Administration in geriatrics differs from the administration of hydroxyzine in younger patients; according to the FDA, there have not been significant studies made (2004), which include population groups over 65, which provide a distinction between elderly aged patients and other younger groups. Hydroxyzine should be administered carefully in the elderly with consideration given to possible reduced elimination.

==Chemistry==
Hydroxyzine is a member of the diphenylmethylpiperazine class of antihistamines.
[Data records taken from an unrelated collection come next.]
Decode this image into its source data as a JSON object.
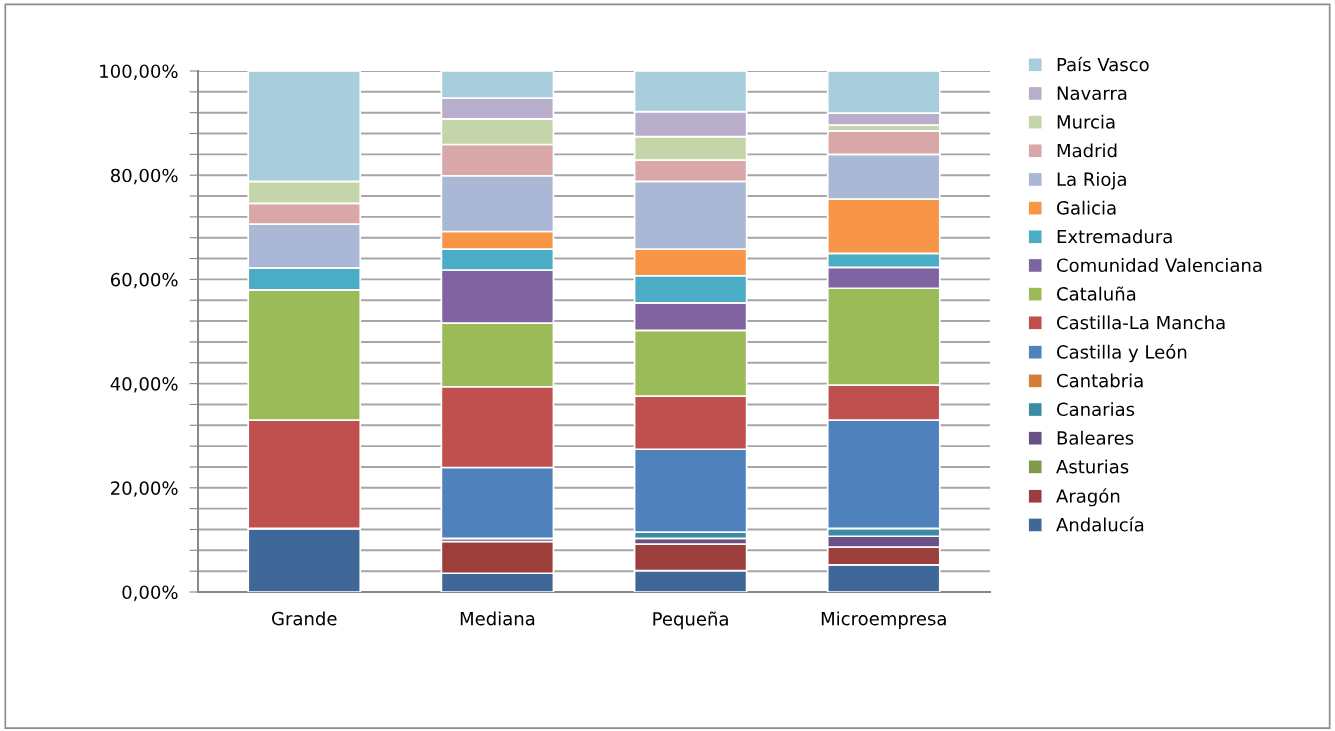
{
  "chart_data": {
    "type": "bar",
    "stacked": true,
    "categories": [
      "Grande",
      "Mediana",
      "Pequeña",
      "Microempresa"
    ],
    "series": [
      {
        "name": "Andalucía",
        "color": "#3f6899",
        "values": [
          12.2,
          3.6,
          4.1,
          5.2
        ]
      },
      {
        "name": "Aragón",
        "color": "#9c3e3c",
        "values": [
          0,
          6.1,
          5.1,
          3.4
        ]
      },
      {
        "name": "Asturias",
        "color": "#7f9a48",
        "values": [
          0,
          0,
          0,
          0
        ]
      },
      {
        "name": "Baleares",
        "color": "#695185",
        "values": [
          0,
          0.6,
          1.1,
          2.1
        ]
      },
      {
        "name": "Canarias",
        "color": "#3a8ba4",
        "values": [
          0,
          0,
          1.2,
          1.5
        ]
      },
      {
        "name": "Cantabria",
        "color": "#d07f34",
        "values": [
          0,
          0,
          0,
          0
        ]
      },
      {
        "name": "Castilla y León",
        "color": "#4f81bd",
        "values": [
          0,
          13.6,
          15.9,
          20.8
        ]
      },
      {
        "name": "Castilla-La Mancha",
        "color": "#c0504d",
        "values": [
          20.8,
          15.5,
          10.2,
          6.7
        ]
      },
      {
        "name": "Cataluña",
        "color": "#9bbb59",
        "values": [
          25.0,
          12.2,
          12.6,
          18.6
        ]
      },
      {
        "name": "Comunidad Valenciana",
        "color": "#8064a2",
        "values": [
          0,
          10.2,
          5.3,
          4.0
        ]
      },
      {
        "name": "Extremadura",
        "color": "#4bacc6",
        "values": [
          4.2,
          4.0,
          5.2,
          2.7
        ]
      },
      {
        "name": "Galicia",
        "color": "#f79646",
        "values": [
          0,
          3.4,
          5.1,
          10.4
        ]
      },
      {
        "name": "La Rioja",
        "color": "#aab8d6",
        "values": [
          8.4,
          10.7,
          13.0,
          8.6
        ]
      },
      {
        "name": "Madrid",
        "color": "#d9a7a7",
        "values": [
          4.0,
          6.0,
          4.1,
          4.5
        ]
      },
      {
        "name": "Murcia",
        "color": "#c5d5aa",
        "values": [
          4.2,
          4.9,
          4.5,
          1.1
        ]
      },
      {
        "name": "Navarra",
        "color": "#b8aecb",
        "values": [
          0,
          4.0,
          4.8,
          2.3
        ]
      },
      {
        "name": "País Vasco",
        "color": "#a8cddb",
        "values": [
          21.2,
          5.2,
          7.8,
          8.1
        ]
      }
    ],
    "ylim": [
      0,
      100
    ],
    "yticks": [
      {
        "value": 0,
        "label": "0,00%"
      },
      {
        "value": 4,
        "label": null
      },
      {
        "value": 8,
        "label": null
      },
      {
        "value": 12,
        "label": null
      },
      {
        "value": 16,
        "label": null
      },
      {
        "value": 20,
        "label": "20,00%"
      },
      {
        "value": 24,
        "label": null
      },
      {
        "value": 28,
        "label": null
      },
      {
        "value": 32,
        "label": null
      },
      {
        "value": 36,
        "label": null
      },
      {
        "value": 40,
        "label": "40,00%"
      },
      {
        "value": 44,
        "label": null
      },
      {
        "value": 48,
        "label": null
      },
      {
        "value": 52,
        "label": null
      },
      {
        "value": 56,
        "label": null
      },
      {
        "value": 60,
        "label": "60,00%"
      },
      {
        "value": 64,
        "label": null
      },
      {
        "value": 68,
        "label": null
      },
      {
        "value": 72,
        "label": null
      },
      {
        "value": 76,
        "label": null
      },
      {
        "value": 80,
        "label": "80,00%"
      },
      {
        "value": 84,
        "label": null
      },
      {
        "value": 88,
        "label": null
      },
      {
        "value": 92,
        "label": null
      },
      {
        "value": 96,
        "label": null
      },
      {
        "value": 100,
        "label": "100,00%"
      }
    ],
    "grid": "y",
    "legend": "right"
  }
}
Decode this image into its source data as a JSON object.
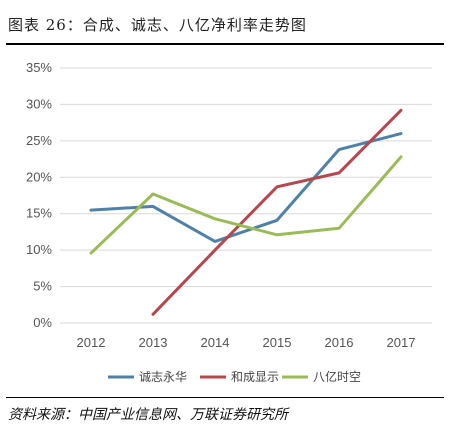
{
  "header": {
    "title": "图表 26：合成、诚志、八亿净利率走势图"
  },
  "footer": {
    "source": "资料来源：中国产业信息网、万联证券研究所"
  },
  "colors": {
    "series_1": "#4f81a8",
    "series_2": "#b8474d",
    "series_3": "#9bbb59",
    "grid": "#d9d9d9"
  },
  "chart_data": {
    "type": "line",
    "title": "",
    "xlabel": "",
    "ylabel": "",
    "x": [
      "2012",
      "2013",
      "2014",
      "2015",
      "2016",
      "2017"
    ],
    "ylim": [
      0,
      35
    ],
    "yticks": [
      "0%",
      "5%",
      "10%",
      "15%",
      "20%",
      "25%",
      "30%",
      "35%"
    ],
    "grid": true,
    "legend": "bottom",
    "series": [
      {
        "name": "诚志永华",
        "values": [
          15.5,
          16.0,
          11.2,
          14.1,
          23.8,
          26.0
        ]
      },
      {
        "name": "和成显示",
        "values": [
          null,
          1.2,
          10.0,
          18.7,
          20.6,
          29.2
        ]
      },
      {
        "name": "八亿时空",
        "values": [
          9.6,
          17.7,
          14.3,
          12.1,
          13.0,
          22.8
        ]
      }
    ]
  }
}
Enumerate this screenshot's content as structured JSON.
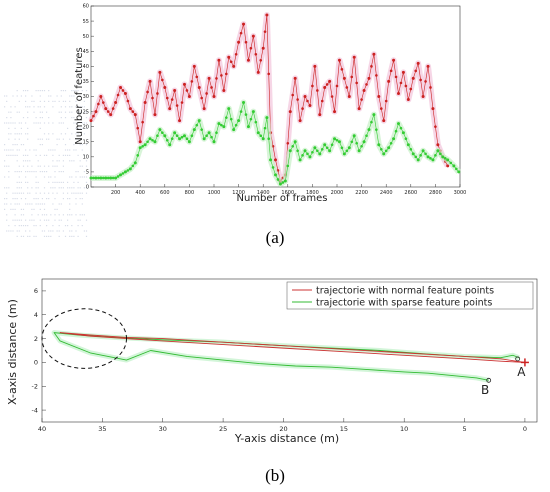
{
  "chart_data": [
    {
      "type": "scatter",
      "panel_label": "(a)",
      "title": "",
      "xlabel": "Number of frames",
      "ylabel": "Number of features",
      "xlim": [
        0,
        3000
      ],
      "ylim": [
        0,
        60
      ],
      "xticks": [
        200,
        400,
        600,
        800,
        1000,
        1200,
        1400,
        1600,
        1800,
        2000,
        2200,
        2400,
        2600,
        2800,
        3000
      ],
      "yticks": [
        0,
        5,
        10,
        15,
        20,
        25,
        30,
        35,
        40,
        45,
        50,
        55,
        60
      ],
      "grid": false,
      "series": [
        {
          "color": "#cc2222",
          "x": [
            0,
            40,
            80,
            120,
            160,
            200,
            240,
            280,
            320,
            360,
            400,
            440,
            480,
            520,
            560,
            600,
            640,
            680,
            720,
            760,
            800,
            840,
            880,
            920,
            960,
            1000,
            1040,
            1080,
            1120,
            1160,
            1200,
            1240,
            1280,
            1320,
            1360,
            1400,
            1430,
            1460,
            1500,
            1540,
            1580,
            1620,
            1660,
            1700,
            1740,
            1780,
            1820,
            1860,
            1900,
            1940,
            1980,
            2020,
            2060,
            2100,
            2140,
            2180,
            2220,
            2260,
            2300,
            2340,
            2380,
            2420,
            2460,
            2500,
            2540,
            2580,
            2620,
            2660,
            2700,
            2740,
            2780,
            2820,
            2860,
            2900
          ],
          "y": [
            22,
            25,
            30,
            26,
            24,
            28,
            33,
            31,
            26,
            24,
            15,
            28,
            35,
            24,
            38,
            33,
            26,
            32,
            22,
            34,
            30,
            40,
            33,
            26,
            36,
            30,
            42,
            32,
            43,
            40,
            48,
            54,
            42,
            50,
            38,
            46,
            57,
            18,
            9,
            2,
            4,
            25,
            36,
            22,
            30,
            27,
            40,
            24,
            33,
            35,
            25,
            42,
            36,
            30,
            43,
            26,
            32,
            36,
            44,
            30,
            22,
            35,
            42,
            31,
            38,
            29,
            36,
            41,
            30,
            40,
            26,
            14,
            10,
            7
          ]
        },
        {
          "color": "#33cc33",
          "x": [
            0,
            40,
            80,
            120,
            160,
            200,
            240,
            280,
            320,
            360,
            400,
            440,
            480,
            520,
            560,
            600,
            640,
            680,
            720,
            760,
            800,
            840,
            880,
            920,
            960,
            1000,
            1040,
            1080,
            1120,
            1160,
            1200,
            1240,
            1280,
            1320,
            1360,
            1400,
            1430,
            1460,
            1500,
            1540,
            1580,
            1620,
            1660,
            1700,
            1740,
            1780,
            1820,
            1860,
            1900,
            1940,
            1980,
            2020,
            2060,
            2100,
            2140,
            2180,
            2220,
            2260,
            2300,
            2340,
            2380,
            2420,
            2460,
            2500,
            2540,
            2580,
            2620,
            2660,
            2700,
            2740,
            2780,
            2820,
            2860,
            2900,
            2950,
            2990
          ],
          "y": [
            3,
            3,
            3,
            3,
            3,
            3,
            4,
            5,
            6,
            8,
            13,
            14,
            16,
            15,
            19,
            17,
            14,
            18,
            16,
            17,
            15,
            19,
            22,
            16,
            18,
            15,
            21,
            20,
            26,
            19,
            22,
            28,
            20,
            25,
            18,
            16,
            23,
            9,
            4,
            1,
            2,
            12,
            15,
            9,
            12,
            10,
            13,
            11,
            14,
            12,
            16,
            15,
            11,
            13,
            17,
            12,
            15,
            19,
            24,
            14,
            11,
            13,
            16,
            21,
            18,
            14,
            11,
            9,
            12,
            10,
            9,
            12,
            10,
            9,
            7,
            5
          ]
        }
      ]
    },
    {
      "type": "line",
      "panel_label": "(b)",
      "title": "",
      "xlabel": "Y-axis distance (m)",
      "ylabel": "X-axis distance (m)",
      "xlim": [
        40,
        -1
      ],
      "ylim": [
        -5,
        7
      ],
      "xticks": [
        40,
        35,
        30,
        25,
        20,
        15,
        10,
        5,
        0
      ],
      "yticks": [
        -4,
        -2,
        0,
        2,
        4,
        6
      ],
      "grid": false,
      "legend_position": "top-right",
      "series": [
        {
          "name": "trajectorie with normal feature points",
          "color": "#cc3333",
          "x": [
            0,
            2,
            5,
            10,
            15,
            20,
            25,
            30,
            33,
            36,
            38.5,
            36,
            33,
            30,
            25,
            20,
            15,
            10,
            5,
            2,
            0
          ],
          "y": [
            0,
            0.3,
            0.5,
            0.8,
            1.1,
            1.4,
            1.7,
            2.0,
            2.1,
            2.3,
            2.5,
            2.2,
            2.0,
            1.8,
            1.5,
            1.2,
            0.9,
            0.6,
            0.3,
            0.1,
            0
          ]
        },
        {
          "name": "trajectorie with sparse feature points",
          "color": "#33bb33",
          "x": [
            0.5,
            1,
            2,
            5,
            8,
            12,
            16,
            20,
            25,
            30,
            34,
            37,
            39,
            38.5,
            36,
            33,
            31,
            28,
            25,
            22,
            19,
            16,
            13,
            10,
            8,
            6,
            4,
            3
          ],
          "y": [
            0.4,
            0.6,
            0.4,
            0.5,
            0.7,
            1.0,
            1.2,
            1.4,
            1.7,
            1.9,
            2.1,
            2.3,
            2.5,
            1.8,
            0.8,
            0.2,
            1.0,
            0.5,
            0.2,
            -0.1,
            -0.3,
            -0.4,
            -0.6,
            -0.8,
            -0.9,
            -1.1,
            -1.3,
            -1.5
          ]
        }
      ],
      "annotations": [
        {
          "text": "A",
          "x": 0.3,
          "y": -0.8
        },
        {
          "text": "B",
          "x": 3.3,
          "y": -2.3
        }
      ],
      "region_ellipse": {
        "cx": 36.5,
        "cy": 2.0,
        "rx": 3.5,
        "ry": 2.5
      }
    }
  ]
}
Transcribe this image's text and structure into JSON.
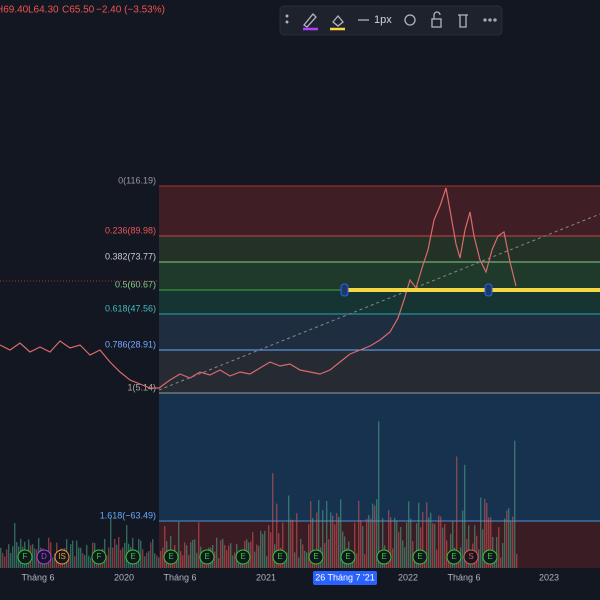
{
  "header": {
    "items": [
      "H69.40",
      "L64.30",
      "C65.50",
      "−2.40 (−3.53%)"
    ]
  },
  "toolbar": {
    "width_label": "1px"
  },
  "fib_levels": [
    "0(116.19)",
    "0.236(89.98)",
    "0.382(73.77)",
    "0.5(60.67)",
    "0.618(47.56)",
    "0.786(28.91)",
    "1(5.14)",
    "1.618(−63.49)"
  ],
  "time_axis": {
    "labels": [
      "Tháng 6",
      "2020",
      "Tháng 6",
      "2021",
      "2022",
      "Tháng 6",
      "2023"
    ],
    "crosshair": "26 Tháng 7 '21"
  },
  "events": [
    "F",
    "D",
    "IS",
    "F",
    "E",
    "E",
    "E",
    "E",
    "E",
    "E",
    "E",
    "E",
    "E",
    "E",
    "S",
    "E"
  ]
}
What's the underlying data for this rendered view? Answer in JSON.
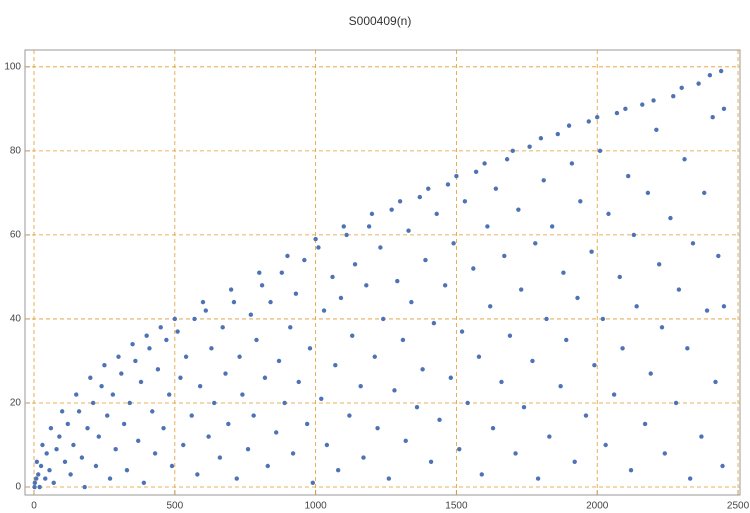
{
  "chart_data": {
    "type": "scatter",
    "title": "S000409(n)",
    "x": [
      10,
      30,
      60,
      100,
      150,
      200,
      250,
      300,
      350,
      400,
      450,
      500,
      600,
      700,
      800,
      900,
      1000,
      1100,
      1200,
      1300,
      1400,
      1500,
      1600,
      1700,
      1800,
      1900,
      2000,
      2100,
      2200,
      2300,
      2400,
      2440,
      2,
      3,
      8,
      15,
      20,
      25,
      40,
      45,
      55,
      70,
      80,
      90,
      110,
      120,
      130,
      140,
      160,
      170,
      180,
      190,
      210,
      220,
      230,
      240,
      260,
      270,
      280,
      290,
      310,
      320,
      330,
      340,
      360,
      370,
      380,
      390,
      410,
      420,
      430,
      440,
      460,
      470,
      480,
      490,
      510,
      520,
      530,
      540,
      560,
      570,
      580,
      590,
      610,
      620,
      630,
      640,
      660,
      670,
      680,
      690,
      710,
      720,
      730,
      740,
      760,
      770,
      780,
      790,
      810,
      820,
      830,
      840,
      860,
      870,
      880,
      890,
      910,
      920,
      930,
      940,
      960,
      970,
      980,
      990,
      1010,
      1020,
      1030,
      1040,
      1060,
      1070,
      1080,
      1090,
      1110,
      1120,
      1130,
      1140,
      1160,
      1170,
      1180,
      1190,
      1210,
      1220,
      1230,
      1240,
      1260,
      1270,
      1280,
      1290,
      1310,
      1320,
      1330,
      1340,
      1360,
      1370,
      1380,
      1390,
      1410,
      1420,
      1430,
      1440,
      1460,
      1470,
      1480,
      1490,
      1510,
      1520,
      1530,
      1540,
      1560,
      1570,
      1580,
      1590,
      1610,
      1620,
      1630,
      1640,
      1660,
      1670,
      1680,
      1690,
      1710,
      1720,
      1730,
      1740,
      1760,
      1770,
      1780,
      1790,
      1810,
      1820,
      1830,
      1840,
      1860,
      1870,
      1880,
      1890,
      1910,
      1920,
      1930,
      1940,
      1960,
      1970,
      1980,
      1990,
      2010,
      2020,
      2030,
      2040,
      2060,
      2070,
      2080,
      2090,
      2110,
      2120,
      2130,
      2140,
      2160,
      2170,
      2180,
      2190,
      2210,
      2220,
      2230,
      2240,
      2260,
      2270,
      2280,
      2290,
      2310,
      2320,
      2330,
      2340,
      2360,
      2370,
      2380,
      2390,
      2410,
      2420,
      2430,
      2445,
      2450,
      2450
    ],
    "values": [
      6,
      10,
      14,
      18,
      22,
      26,
      29,
      31,
      34,
      36,
      38,
      40,
      44,
      47,
      51,
      55,
      59,
      62,
      65,
      68,
      71,
      74,
      77,
      80,
      83,
      86,
      88,
      90,
      92,
      95,
      98,
      99,
      0,
      1,
      2,
      3,
      0,
      5,
      2,
      8,
      4,
      1,
      9,
      12,
      6,
      15,
      3,
      10,
      18,
      7,
      0,
      14,
      20,
      5,
      12,
      24,
      17,
      2,
      22,
      9,
      27,
      15,
      4,
      20,
      30,
      11,
      25,
      1,
      33,
      18,
      8,
      28,
      14,
      35,
      22,
      5,
      37,
      26,
      10,
      31,
      17,
      40,
      3,
      24,
      42,
      12,
      33,
      20,
      7,
      38,
      27,
      15,
      44,
      2,
      31,
      22,
      9,
      41,
      17,
      35,
      48,
      26,
      5,
      44,
      13,
      30,
      51,
      20,
      38,
      8,
      46,
      25,
      54,
      15,
      33,
      1,
      57,
      21,
      42,
      10,
      50,
      29,
      4,
      45,
      60,
      17,
      36,
      53,
      24,
      7,
      48,
      62,
      31,
      14,
      57,
      40,
      2,
      66,
      23,
      49,
      35,
      11,
      61,
      44,
      19,
      69,
      28,
      54,
      6,
      39,
      65,
      16,
      48,
      72,
      26,
      58,
      9,
      37,
      68,
      20,
      52,
      75,
      31,
      3,
      62,
      43,
      14,
      71,
      25,
      55,
      78,
      36,
      8,
      66,
      47,
      19,
      81,
      30,
      58,
      2,
      73,
      40,
      12,
      62,
      84,
      24,
      51,
      35,
      77,
      6,
      45,
      68,
      17,
      87,
      56,
      29,
      80,
      40,
      10,
      65,
      22,
      89,
      50,
      33,
      74,
      4,
      60,
      43,
      91,
      15,
      70,
      27,
      85,
      53,
      38,
      8,
      64,
      93,
      20,
      47,
      78,
      33,
      2,
      58,
      96,
      12,
      70,
      42,
      88,
      25,
      55,
      5,
      90,
      43
    ],
    "color": "#4e73b5",
    "grid_color": "#e29a2e",
    "xlim": [
      -32,
      2507
    ],
    "ylim": [
      -1.9,
      104
    ],
    "xticks": [
      0,
      500,
      1000,
      1500,
      2000,
      2500
    ],
    "yticks": [
      0,
      20,
      40,
      60,
      80,
      100
    ],
    "grid": true
  }
}
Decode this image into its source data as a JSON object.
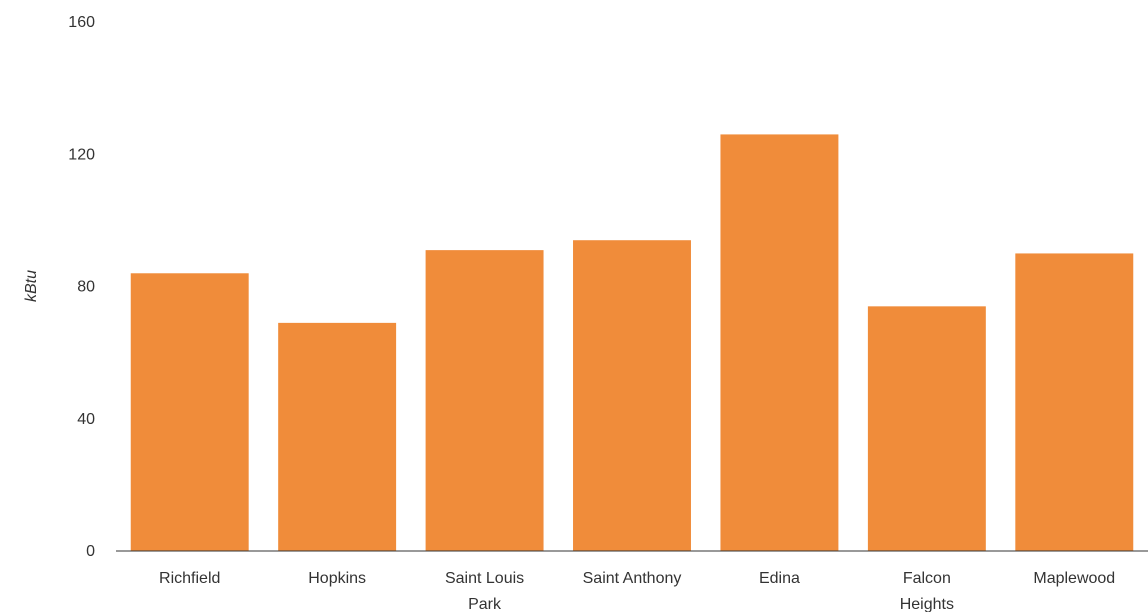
{
  "chart_data": {
    "type": "bar",
    "title": "",
    "xlabel": "",
    "ylabel": "kBtu",
    "ylim": [
      0,
      160
    ],
    "yticks": [
      0,
      40,
      80,
      120,
      160
    ],
    "grid": false,
    "legend": "none",
    "categories": [
      [
        "Richfield"
      ],
      [
        "Hopkins"
      ],
      [
        "Saint Louis",
        "Park"
      ],
      [
        "Saint Anthony"
      ],
      [
        "Edina"
      ],
      [
        "Falcon",
        "Heights"
      ],
      [
        "Maplewood"
      ]
    ],
    "values": [
      84,
      69,
      91,
      94,
      126,
      74,
      90
    ],
    "bar_color": "#f08c3a",
    "axis_color": "#333333"
  }
}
Hydroxyzine is supplied mainly as a dihydrochloride salt (hydroxyzine hydrochloride) but also to a lesser extent as an embonate salt (hydroxyzine pamoate). The molecular weights of hydroxyzine, hydroxyzine dihydrochloride, and hydroxyzine pamoate are 374.9 g/mol, 447.8 g/mol, and 763.3 g/mol, respectively. Due to their differences in molecular weight, 1 mg hydroxyzine dihydrochloride is equivalent to about 1.7 mg hydroxyzine pamoate.

===Analogues===
Analogues of hydroxyzine include buclizine, cetirizine, cinnarizine, cyclizine, etodroxizine, meclizine, and pipoxizine among others.

==Society and culture==

===Brand names===

Hydroxyzine preparations require a doctor's prescription. The drug is available in two formulations, the pamoate and the dihydrochloride or hydrochloride salts. Vistaril, Equipose, Masmoran, and Paxistil are preparations of the pamoate salt, while Atarax, Alamon, Aterax, Durrax, Tran-Q, Orgatrax, Quiess, and Tranquizine are of the hydrochloride salt.